Le président mauritanien (notre photo où il est en pleine séance de prière), après avoir juré au nom d’Allah sur le Saint Coran, se fonde, aujourd’hui, sur le « droit imprescriptible de la nation de changer sa constitution » pour emboîter le pas à plusieurs de ses homologues africains. Le masque transparent est tombé, après une courte phase d’hésitation et d’ânonnement tactique illustrés par les impairs de ses ministres.

Cependant, la Mauritanie n’est ni le Congo, ni le Tchad et, encore moins, la Côte d’Ivoire… La particularité de la Mauritanie, c’est qu’elle est une République islamique où l’Islam est la religion du peuple et de l’Etat, la Charia la seule source du droit. Cette différence est loin d’être négligeable.

En Mauritanie, lors de son investiture, le président de la République jure par Allah l’Unique et sur le Saint Coran de ne point prendre ni soutenir, directement ou indirectement, une initiative qui pourrait conduire à la révision » des articles 26 et 28 lesquels stipulent que le président de la République n’est rééligible qu’une seule fois. 

Cela n’est, certainement, pas le cas de la plupart des pays africains qu’on voudrait mimer et qui sont, généralement, régis par des lois fondamentales laïques consacrant une séparation totale entre le champ politique et le domaine de la religion.

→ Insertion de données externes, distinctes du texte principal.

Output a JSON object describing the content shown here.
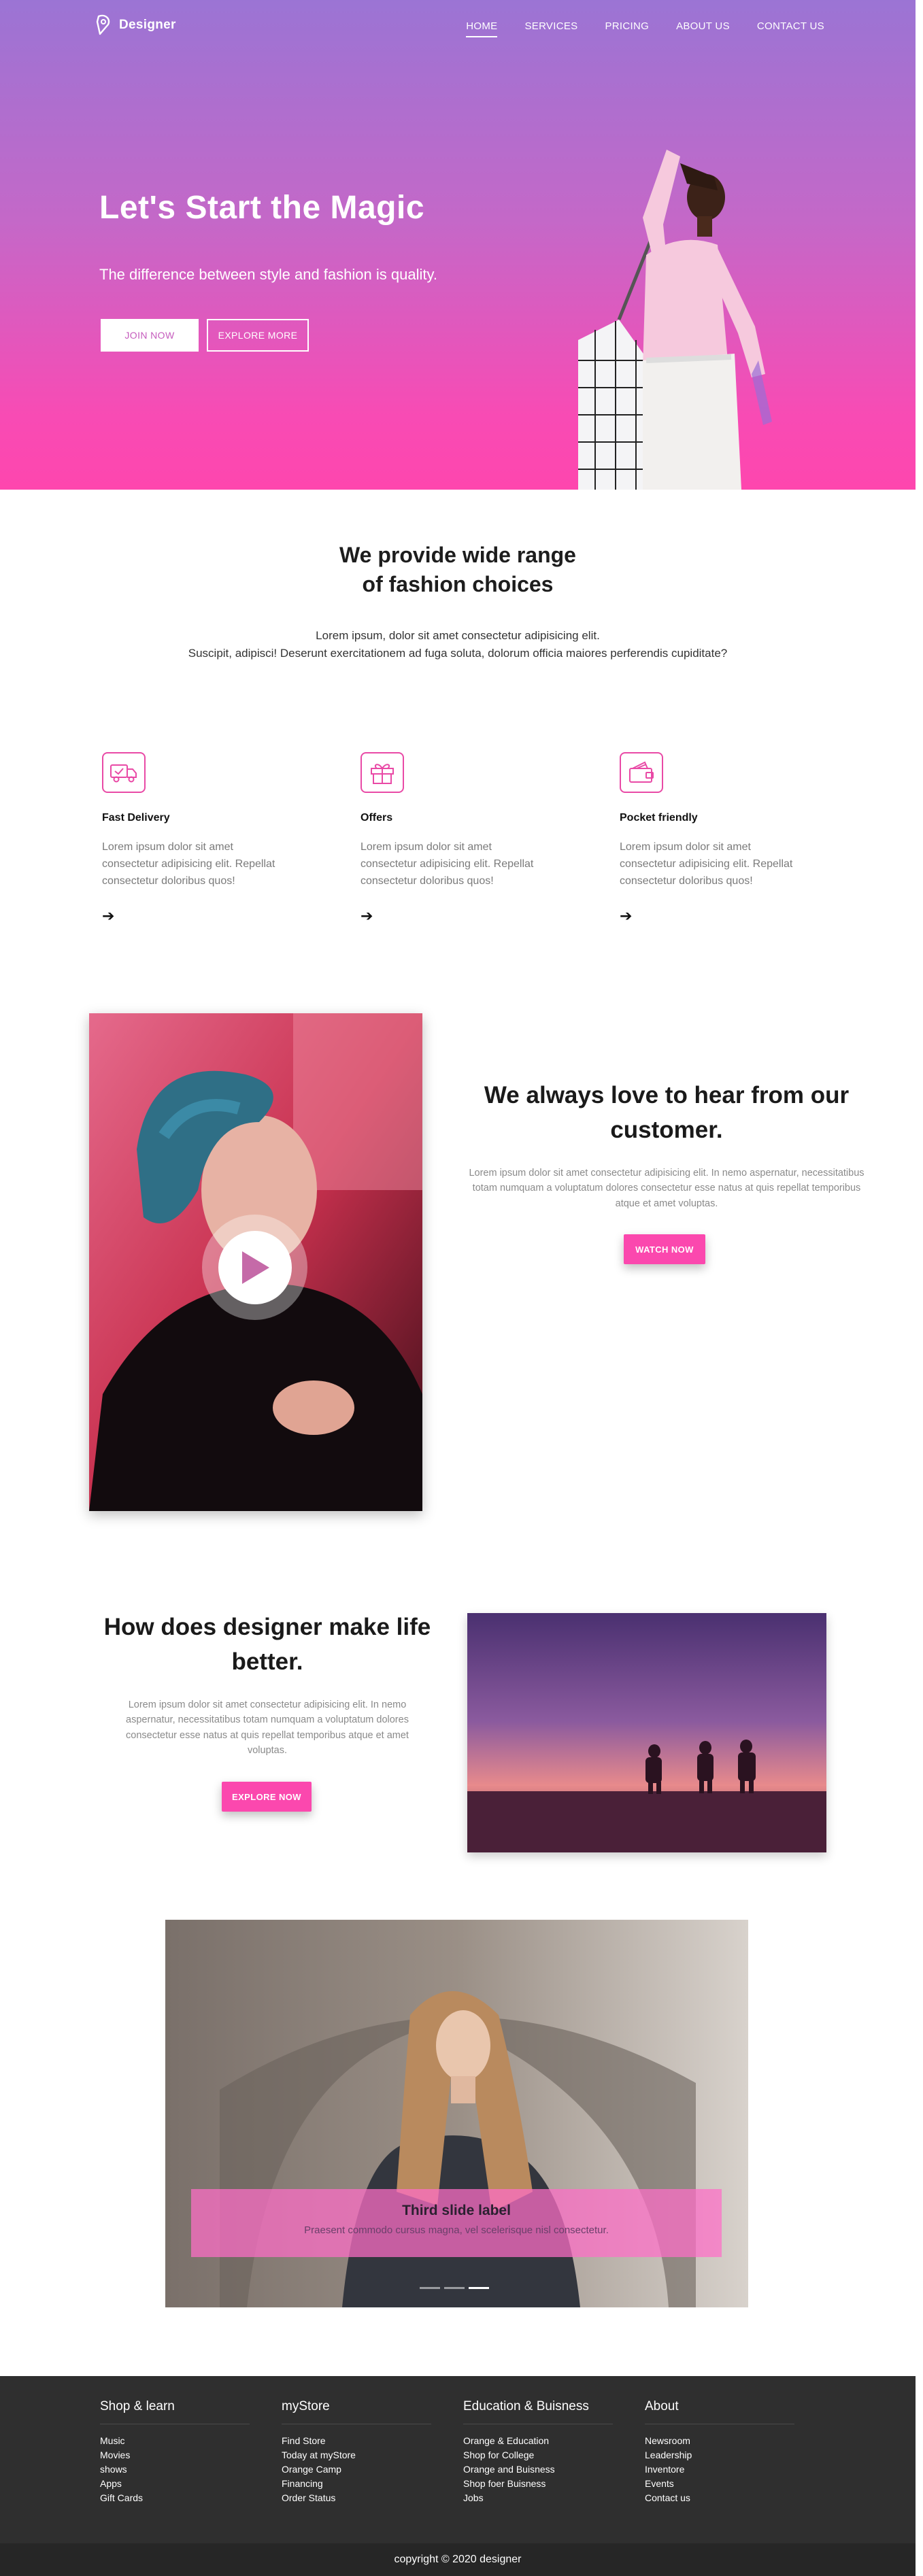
{
  "brand": {
    "name": "Designer"
  },
  "nav": {
    "items": [
      "HOME",
      "SERVICES",
      "PRICING",
      "ABOUT US",
      "CONTACT US"
    ],
    "active": "HOME"
  },
  "hero": {
    "title": "Let's Start the Magic",
    "subtitle": "The difference between style and fashion is quality.",
    "join_label": "JOIN NOW",
    "explore_label": "EXPLORE MORE"
  },
  "range": {
    "title_line1": "We provide wide range",
    "title_line2": "of fashion choices",
    "lead_line1": "Lorem ipsum, dolor sit amet consectetur adipisicing elit.",
    "lead_line2": "Suscipit, adipisci! Deserunt exercitationem ad fuga soluta, dolorum officia maiores perferendis cupiditate?"
  },
  "features": [
    {
      "icon": "delivery-truck-icon",
      "title": "Fast Delivery",
      "text": "Lorem ipsum dolor sit amet consectetur adipisicing elit. Repellat consectetur doloribus quos!"
    },
    {
      "icon": "gift-icon",
      "title": "Offers",
      "text": "Lorem ipsum dolor sit amet consectetur adipisicing elit. Repellat consectetur doloribus quos!"
    },
    {
      "icon": "wallet-icon",
      "title": "Pocket friendly",
      "text": "Lorem ipsum dolor sit amet consectetur adipisicing elit. Repellat consectetur doloribus quos!"
    }
  ],
  "video": {
    "title": "We always love to hear from our customer.",
    "text": "Lorem ipsum dolor sit amet consectetur adipisicing elit. In nemo aspernatur, necessitatibus totam numquam a voluptatum dolores consectetur esse natus at quis repellat temporibus atque et amet voluptas.",
    "button": "WATCH NOW"
  },
  "designer": {
    "title": "How does designer make life better.",
    "text": "Lorem ipsum dolor sit amet consectetur adipisicing elit. In nemo aspernatur, necessitatibus totam numquam a voluptatum dolores consectetur esse natus at quis repellat temporibus atque et amet voluptas.",
    "button": "EXPLORE NOW"
  },
  "carousel": {
    "caption_title": "Third slide label",
    "caption_text": "Praesent commodo cursus magna, vel scelerisque nisl consectetur.",
    "slide_count": 3,
    "active_slide": 3
  },
  "footer": {
    "columns": [
      {
        "title": "Shop & learn",
        "links": [
          "Music",
          "Movies",
          "shows",
          "Apps",
          "Gift Cards"
        ]
      },
      {
        "title": "myStore",
        "links": [
          "Find Store",
          "Today at myStore",
          "Orange Camp",
          "Financing",
          "Order Status"
        ]
      },
      {
        "title": "Education & Buisness",
        "links": [
          "Orange & Education",
          "Shop for College",
          "Orange and Buisness",
          "Shop foer Buisness",
          "Jobs"
        ]
      },
      {
        "title": "About",
        "links": [
          "Newsroom",
          "Leadership",
          "Inventore",
          "Events",
          "Contact us"
        ]
      }
    ],
    "copyright": "copyright © 2020 designer"
  },
  "colors": {
    "accent": "#fb48ae",
    "hero_top": "#9b74d4",
    "hero_bottom": "#fe46ae",
    "footer": "#2f2f2f"
  }
}
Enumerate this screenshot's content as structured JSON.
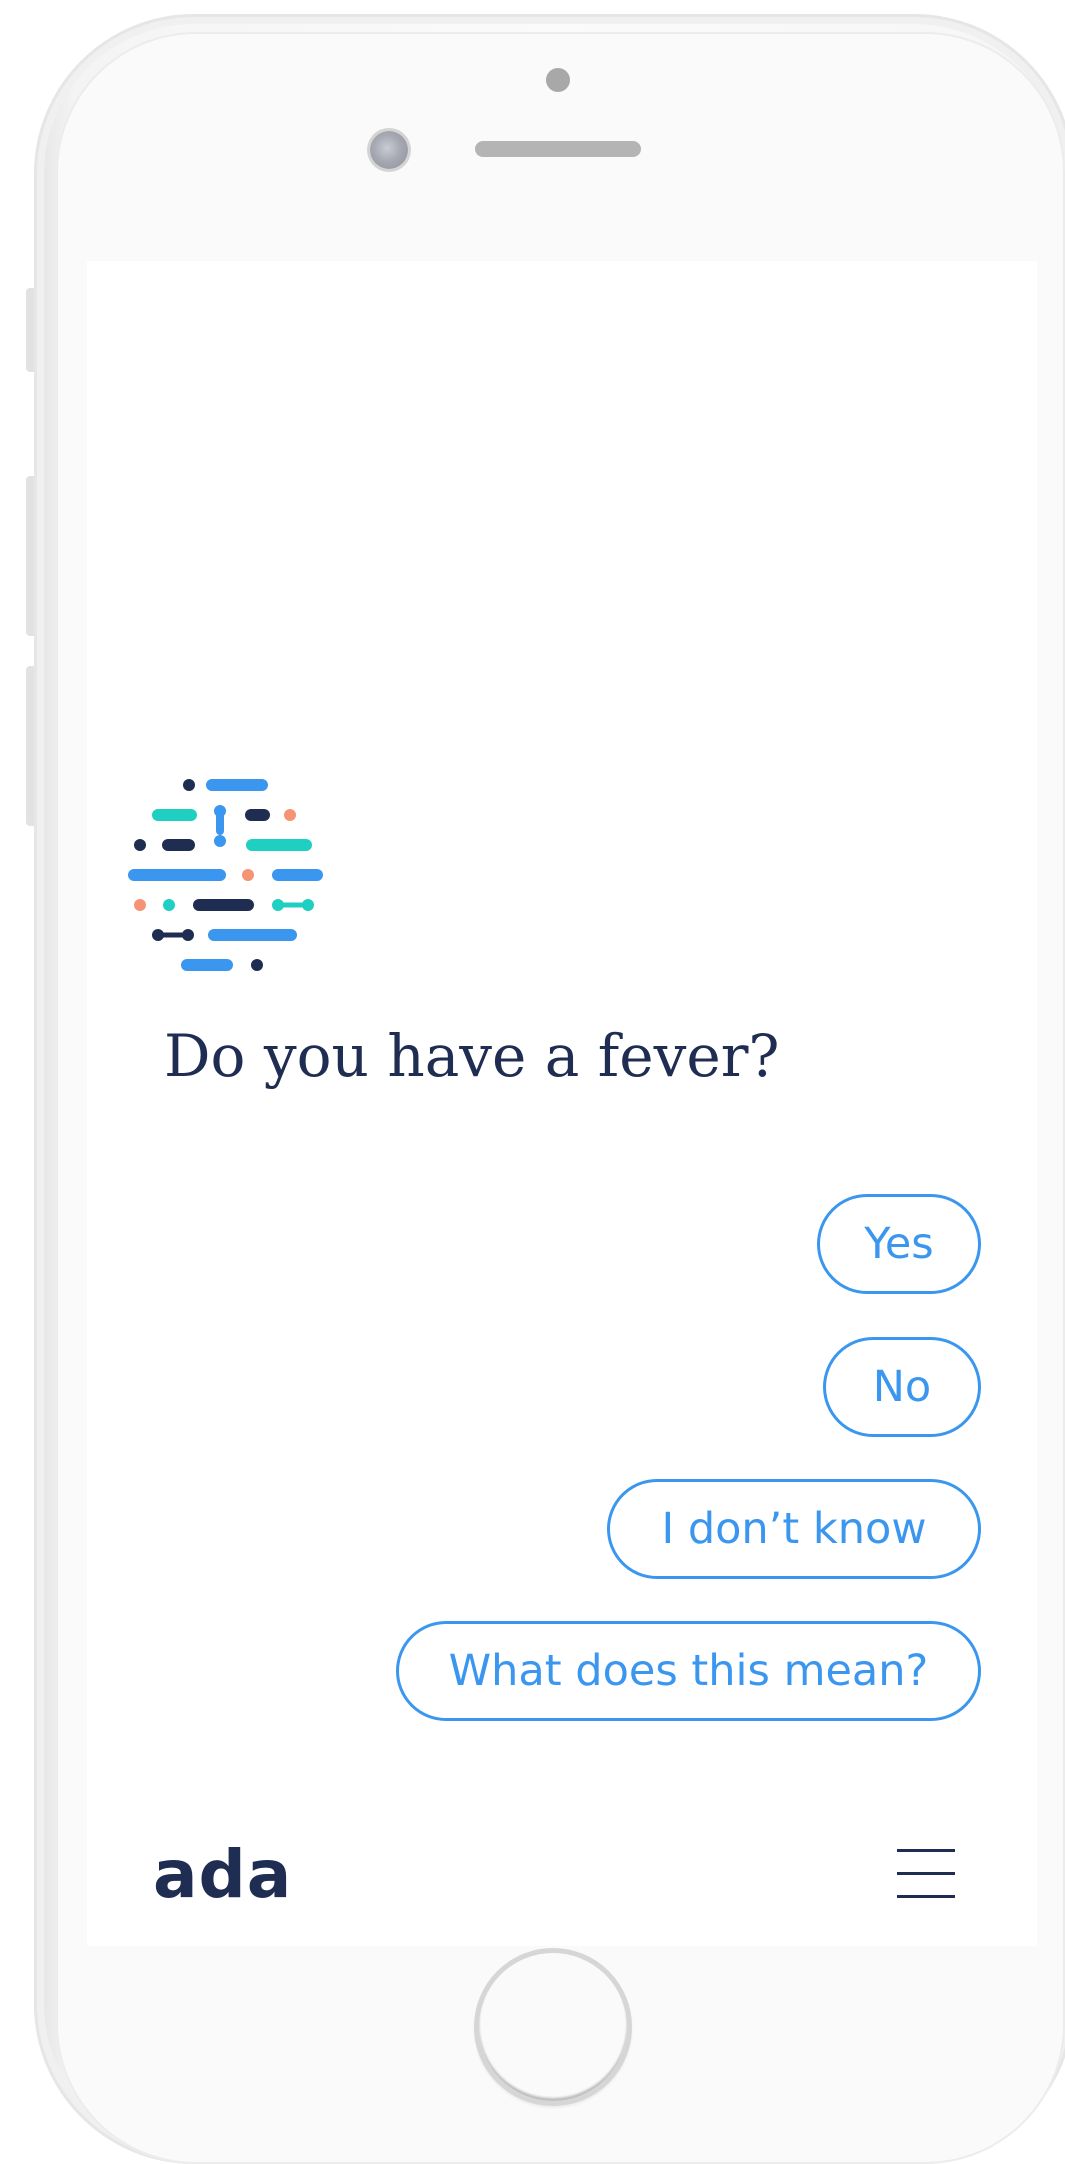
{
  "chat": {
    "question": "Do you have a fever?",
    "answers": [
      "Yes",
      "No",
      "I don’t know",
      "What does this mean?"
    ]
  },
  "footer": {
    "brand": "ada",
    "menu_icon": "hamburger-menu-icon"
  },
  "colors": {
    "question_text": "#1f2d52",
    "answer_accent": "#3a96ef",
    "logo_navy": "#1f2d52",
    "logo_blue": "#3a96ef",
    "logo_teal": "#1fcfc1",
    "logo_orange": "#f59475",
    "screen_background": "#ffffff",
    "phone_frame": "#f4f4f4"
  },
  "icons": {
    "logo": "ada-dot-logo-icon",
    "camera": "front-camera-icon",
    "speaker": "speaker-icon",
    "home": "home-button-icon"
  }
}
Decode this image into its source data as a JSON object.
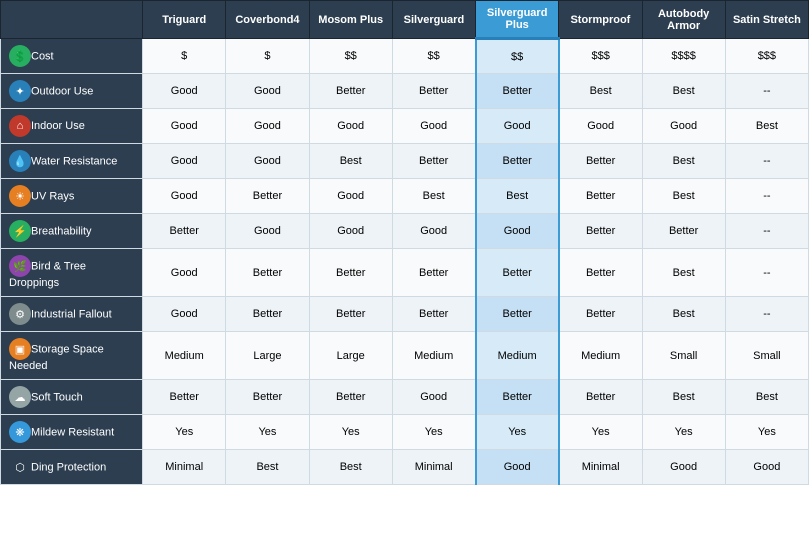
{
  "columns": [
    {
      "id": "feature",
      "label": "",
      "highlighted": false
    },
    {
      "id": "triguard",
      "label": "Triguard",
      "highlighted": false
    },
    {
      "id": "coverbond4",
      "label": "Coverbond4",
      "highlighted": false
    },
    {
      "id": "mosomplus",
      "label": "Mosom Plus",
      "highlighted": false
    },
    {
      "id": "silverguard",
      "label": "Silverguard",
      "highlighted": false
    },
    {
      "id": "silverguardplus",
      "label": "Silverguard Plus",
      "highlighted": true
    },
    {
      "id": "stormproof",
      "label": "Stormproof",
      "highlighted": false
    },
    {
      "id": "autobodyarmor",
      "label": "Autobody Armor",
      "highlighted": false
    },
    {
      "id": "satinstretch",
      "label": "Satin Stretch",
      "highlighted": false
    }
  ],
  "rows": [
    {
      "feature": "Cost",
      "icon": "$",
      "iconClass": "icon-dollar",
      "values": [
        "$",
        "$",
        "$$",
        "$$",
        "$$",
        "$$$",
        "$$$$",
        "$$$"
      ]
    },
    {
      "feature": "Outdoor Use",
      "icon": "❄",
      "iconClass": "icon-outdoor",
      "values": [
        "Good",
        "Good",
        "Better",
        "Better",
        "Better",
        "Best",
        "Best",
        "--"
      ]
    },
    {
      "feature": "Indoor Use",
      "icon": "🏠",
      "iconClass": "icon-indoor",
      "values": [
        "Good",
        "Good",
        "Good",
        "Good",
        "Good",
        "Good",
        "Good",
        "Best"
      ]
    },
    {
      "feature": "Water Resistance",
      "icon": "💧",
      "iconClass": "icon-water",
      "values": [
        "Good",
        "Good",
        "Best",
        "Better",
        "Better",
        "Better",
        "Best",
        "--"
      ]
    },
    {
      "feature": "UV Rays",
      "icon": "☀",
      "iconClass": "icon-uv",
      "values": [
        "Good",
        "Better",
        "Good",
        "Best",
        "Best",
        "Better",
        "Best",
        "--"
      ]
    },
    {
      "feature": "Breathability",
      "icon": "⚡",
      "iconClass": "icon-breath",
      "values": [
        "Better",
        "Good",
        "Good",
        "Good",
        "Good",
        "Better",
        "Better",
        "--"
      ]
    },
    {
      "feature": "Bird & Tree Droppings",
      "icon": "🍃",
      "iconClass": "icon-bird",
      "values": [
        "Good",
        "Better",
        "Better",
        "Better",
        "Better",
        "Better",
        "Best",
        "--"
      ]
    },
    {
      "feature": "Industrial Fallout",
      "icon": "🔧",
      "iconClass": "icon-industrial",
      "values": [
        "Good",
        "Better",
        "Better",
        "Better",
        "Better",
        "Better",
        "Best",
        "--"
      ]
    },
    {
      "feature": "Storage Space Needed",
      "icon": "📦",
      "iconClass": "icon-storage",
      "values": [
        "Medium",
        "Large",
        "Large",
        "Medium",
        "Medium",
        "Medium",
        "Small",
        "Small"
      ]
    },
    {
      "feature": "Soft Touch",
      "icon": "☁",
      "iconClass": "icon-soft",
      "values": [
        "Better",
        "Better",
        "Better",
        "Good",
        "Better",
        "Better",
        "Best",
        "Best"
      ]
    },
    {
      "feature": "Mildew Resistant",
      "icon": "❄",
      "iconClass": "icon-mildew",
      "values": [
        "Yes",
        "Yes",
        "Yes",
        "Yes",
        "Yes",
        "Yes",
        "Yes",
        "Yes"
      ]
    },
    {
      "feature": "Ding Protection",
      "icon": "🛡",
      "iconClass": "icon-ding",
      "values": [
        "Minimal",
        "Best",
        "Best",
        "Minimal",
        "Good",
        "Minimal",
        "Good",
        "Good"
      ]
    }
  ],
  "icons": {
    "dollar": "💲",
    "outdoor": "❄",
    "indoor": "🏠",
    "water": "💧",
    "uv": "☀",
    "breath": "⚡",
    "bird": "🍃",
    "industrial": "🔧",
    "storage": "📦",
    "soft": "☁",
    "mildew": "❄",
    "ding": "🛡"
  }
}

La prestation de serment des chefs d’Etat dans les pays visés relève, strictement, d’un simple engagement républicain pris devant les hommes, dépourvu de toute dimension théologique.

En Mauritanie, par contre, l’exercice du pouvoir est, intimement, lié à l’islam. Les engagements pris par le chef de l’Etat, le sont devant Allah Le Très Haut et les musulmans, sur la base du Saint Coran. Cette forte dimension théologique n’est pas sans conséquences sur le poids et les implications d’un parjure devenu, désormais, effectif.

En effet, selon l’esprit de la Constitution mauritanienne en vigueur, le parjure commence dès lors que le président, lui-même, participe à une initiative visant la révision de la Constitution en ces dispositions se rapportant au statut du chef de l’Etat, à la dévolution, à l’alternance politique, à la prolongation ou non du mandat présidentiel. Or, le président a, personnellement, présidé, solennellement, les travaux du fameux dialogue national. Donc, la violation des articles pertinents est, déjà, établie dans cette démarche. Le parjure est effectif et flagrant dès cet instant. Inutile d’attendre l’issue du dialogue. Aux yeux de tout musulman, il est clair que le parjure, dans les circonstances religieuses décrites plus haut, relève d’un paradigme de complexité sans précédent dans lequel les pratiques d’expiation des parjures de serment réservées au commun des musulmans resteront, moralement, inopérantes pour leur  » guide  ».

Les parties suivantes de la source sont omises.